Re: Capsicum revocable (proxy) file descriptors

From: Vinícius_dos_Santos_Oliveira <vini.ipsmaker_at_gmail.com>
Date: Wed, 08 Oct 2025 10:45:18 UTC
Em ter., 7 de out. de 2025 às 14:16, David Chisnall
<theraven@freebsd.org> escreveu:
> A file descriptor that is a proxy to another file descriptor with an ioctl that deletes the proxied thing seems moderately easy.  Ideally it would at least have another ioctl that is an is-revocable thing.

I don't see how that's a problem.

Anyways, I think it'd be better to have 2 file descriptors (just like
what happens to ptys, and similar patterns). One file descriptor is
the revoker. The other is the proxy that you pass around.

> But even then, being able to do things like execve a setuid binary and then close its stdout *after* it has checked that it’s checked that stdout exists makes me nervous.

Closing the associated read end of a pipe will cause the write end to
return EPIPE on writes. So "eternal availability" is already not
guaranteed. A proxy file descriptor would work in a similar fashion.
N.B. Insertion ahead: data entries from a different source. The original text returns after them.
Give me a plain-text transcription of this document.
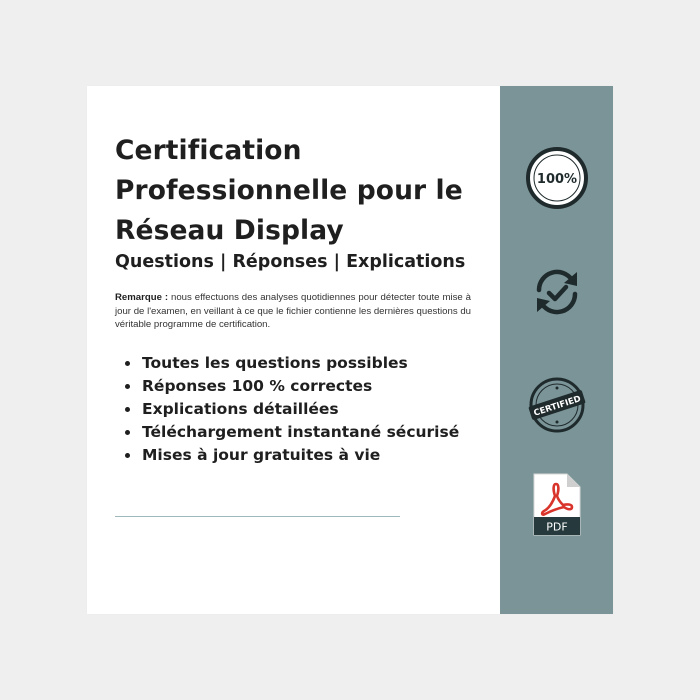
Certification Professionnelle pour le Réseau Display
Questions | Réponses | Explications

Remarque : nous effectuons des analyses quotidiennes pour détecter toute mise à jour de l'examen, en veillant à ce que le fichier contienne les dernières questions du véritable programme de certification.

Toutes les questions possibles
Réponses 100 % correctes
Explications détaillées
Téléchargement instantané sécurisé
Mises à jour gratuites à vie
100%
CERTIFIED
PDF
>  I’m not sure if it’s useful to an attacker, but it’s a change in existing behaviour and so would need some analysis.  I’d want some experienced exploit developers to weigh in with ‘I can’t think of a way that I’d use that primitive’.

Fair enough.

> There’s also a bit the question of: what security problem would it solve?
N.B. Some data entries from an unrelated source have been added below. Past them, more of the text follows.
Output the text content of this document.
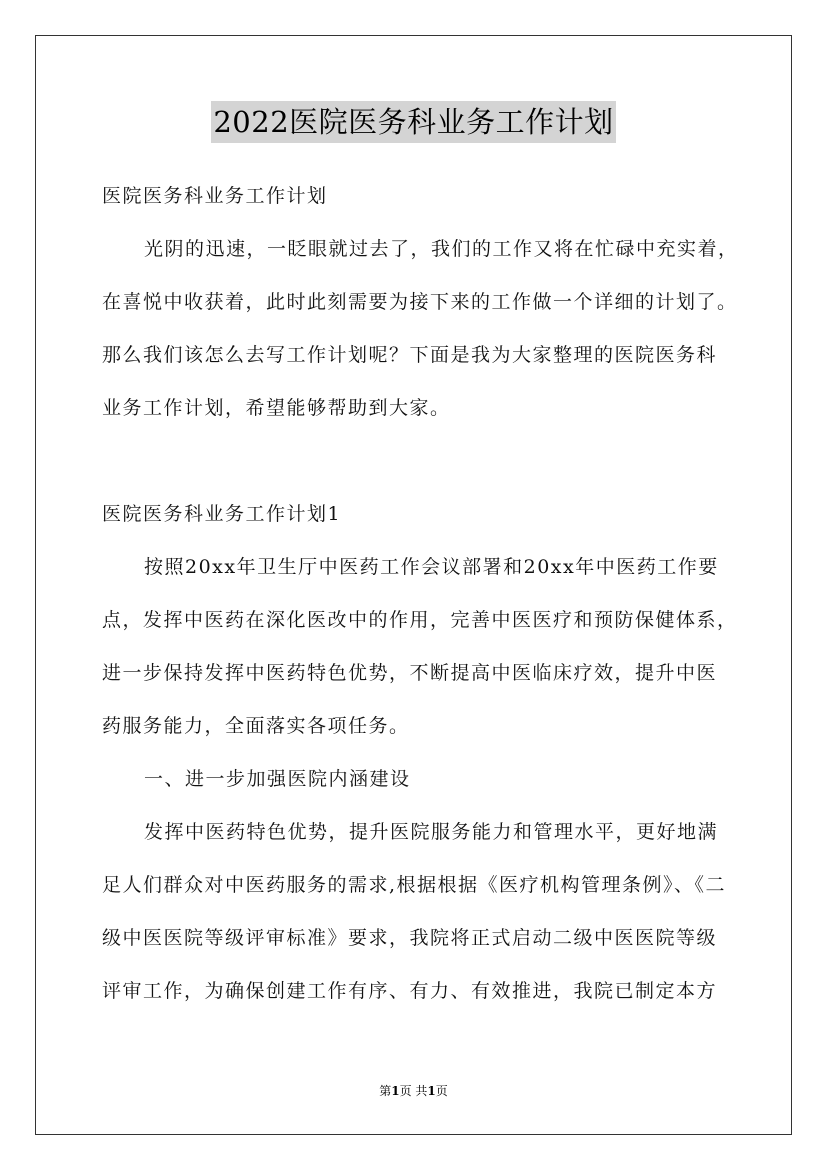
2022医院医务科业务工作计划
医院医务科业务工作计划
光阴的迅速，一眨眼就过去了，我们的工作又将在忙碌中充实着，
在喜悦中收获着，此时此刻需要为接下来的工作做一个详细的计划了。
那么我们该怎么去写工作计划呢？下面是我为大家整理的医院医务科
业务工作计划，希望能够帮助到大家。
医院医务科业务工作计划1
按照20xx年卫生厅中医药工作会议部署和20xx年中医药工作要
点，发挥中医药在深化医改中的作用，完善中医医疗和预防保健体系，
进一步保持发挥中医药特色优势，不断提高中医临床疗效，提升中医
药服务能力，全面落实各项任务。
一、进一步加强医院内涵建设
发挥中医药特色优势，提升医院服务能力和管理水平，更好地满
足人们群众对中医药服务的需求,根据根据《医疗机构管理条例》、《二
级中医医院等级评审标准》要求，我院将正式启动二级中医医院等级
评审工作，为确保创建工作有序、有力、有效推进，我院已制定本方
第1页 共1页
I'd like to use it in FlatPak portals, for instance. If you're running
Firefox in a container, and Firefox asks for a file where to write to
(e.g. when it's trying to download something), I'd like to revoke the
write access once the operation is done (the output file lies outside
the Firefox's container rootfs, and it shouldn't have unlimited access
there). A friend of mine had a similar problem, and he solved it by
syncing files.

For new applications (built around the capabilities model), this way
to revoke access is the standard pattern, and I can see myself using
it more often.

> I think it would be more useful to have a protocol where the untrusted party agrees to close a file descriptor and then a mechanism for validating that they have.  This has the advantage of working in both asymmetric and mutual distrust domains.
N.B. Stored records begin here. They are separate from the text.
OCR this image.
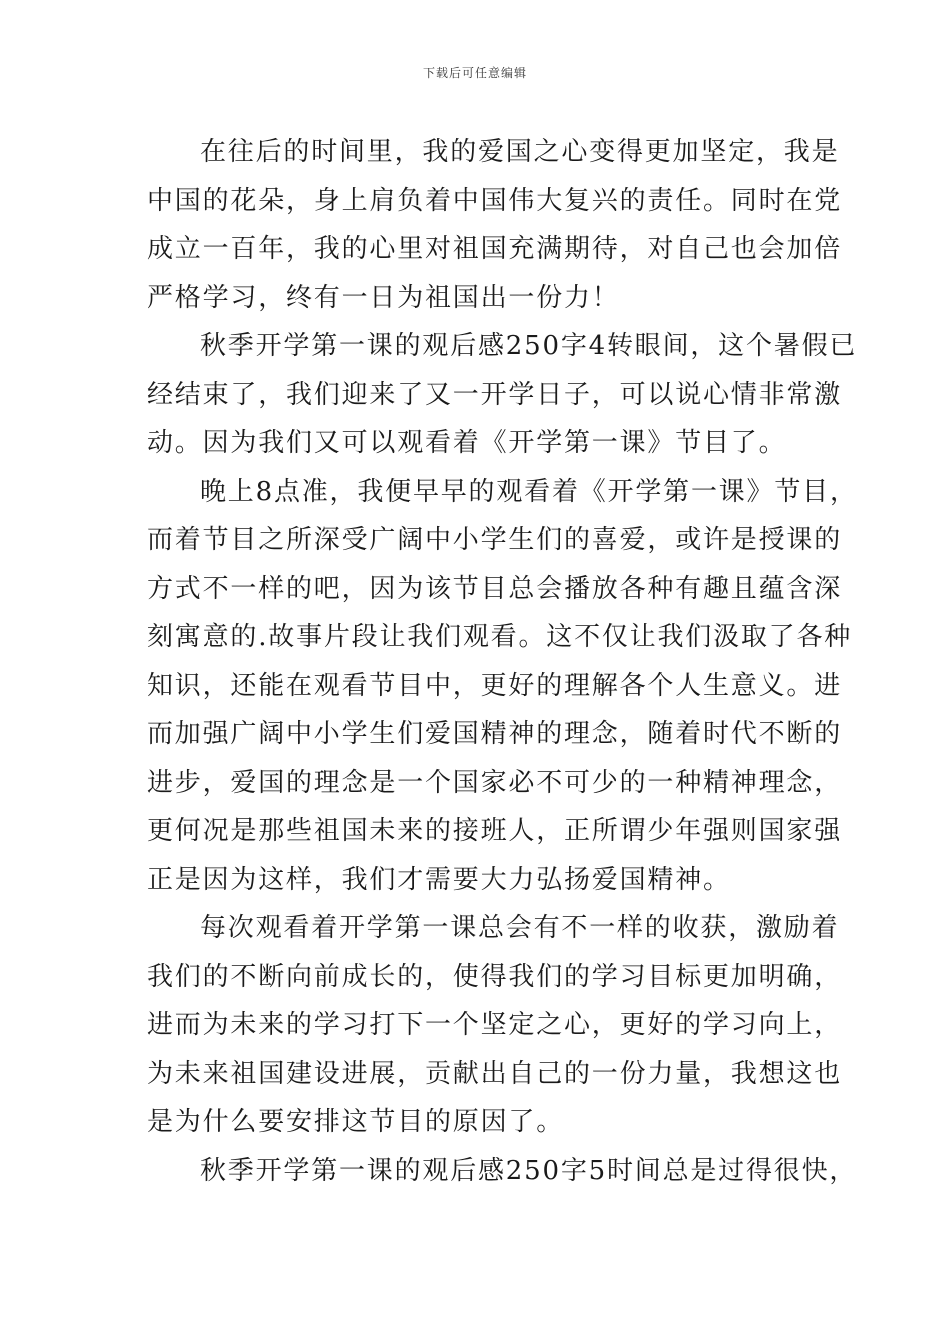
下载后可任意编辑

在往后的时间里，我的爱国之心变得更加坚定，我是
中国的花朵，身上肩负着中国伟大复兴的责任。同时在党
成立一百年，我的心里对祖国充满期待，对自己也会加倍
严格学习，终有一日为祖国出一份力！

秋季开学第一课的观后感250字4转眼间，这个暑假已
经结束了，我们迎来了又一开学日子，可以说心情非常激
动。因为我们又可以观看着《开学第一课》节目了。

晚上8点准，我便早早的观看着《开学第一课》节目，
而着节目之所深受广阔中小学生们的喜爱，或许是授课的
方式不一样的吧，因为该节目总会播放各种有趣且蕴含深
刻寓意的.故事片段让我们观看。这不仅让我们汲取了各种
知识，还能在观看节目中，更好的理解各个人生意义。进
而加强广阔中小学生们爱国精神的理念，随着时代不断的
进步，爱国的理念是一个国家必不可少的一种精神理念，
更何况是那些祖国未来的接班人，正所谓少年强则国家强
正是因为这样，我们才需要大力弘扬爱国精神。

每次观看着开学第一课总会有不一样的收获，激励着
我们的不断向前成长的，使得我们的学习目标更加明确，
进而为未来的学习打下一个坚定之心，更好的学习向上，
为未来祖国建设进展，贡献出自己的一份力量，我想这也
是为什么要安排这节目的原因了。

秋季开学第一课的观后感250字5时间总是过得很快，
If the other party is cooperating, it can already cope with EPIPE or
similar errors that arise from the proxy being revoked. I argue that
such a pattern would be less useful. It's less general, and it solves
less problems.

> The mechanism for that is mandatory locking: you agree to close the file descriptor, I try to acquire an exclusive read-write lock.  If it succeeds, you don’t have an open fd to the resource, if it fails, you (or someone else) do.  Similarly, if I acquire a read lock, I know that you’ve closed the write file descriptor.  Currently, unless it was added recently while I wasn’t looking, FreeBSD has only advisory locks and so you can’t do this.  And that’s a shame.
>
> Mandatory locking is a generally useful mechanism, rather than something special cased for a particular Capsicum use case.
>
> Note: On CHERIoT RTOS, we lean into capability models far more than FreeBSD and we don’t have a mechanism for revoking arbitrary capabilities in the presence of a peer that wants to retain them.  We do have a notion of lexically-scoped delegation, where you can hand a peer a capability for the duration of a call.  If FreeBSD had something like io_uring (which has a per-ring namespace for file descriptors as well as the process-global one) then you can imagine doing something similar on top of some underlying IPC mechanism used for RPC, where a UNIX domain socket sends you one or more FDs that enter reserved slots in that ring’s namespace that are available until you send the response, at which point they’re implicitly closed (and cannot be dup’d in the middle).

I thought about the "private file descriptor on an io ring" design for
a day. Frankly that's not a solution that's going to be easy to sell.
It's basically not compatible with anything that exists today. I don't
see how it solves problems if it's going in this direction.

Think about FUSE. You can already create proxies in a way. You're just
syncing stuff manually.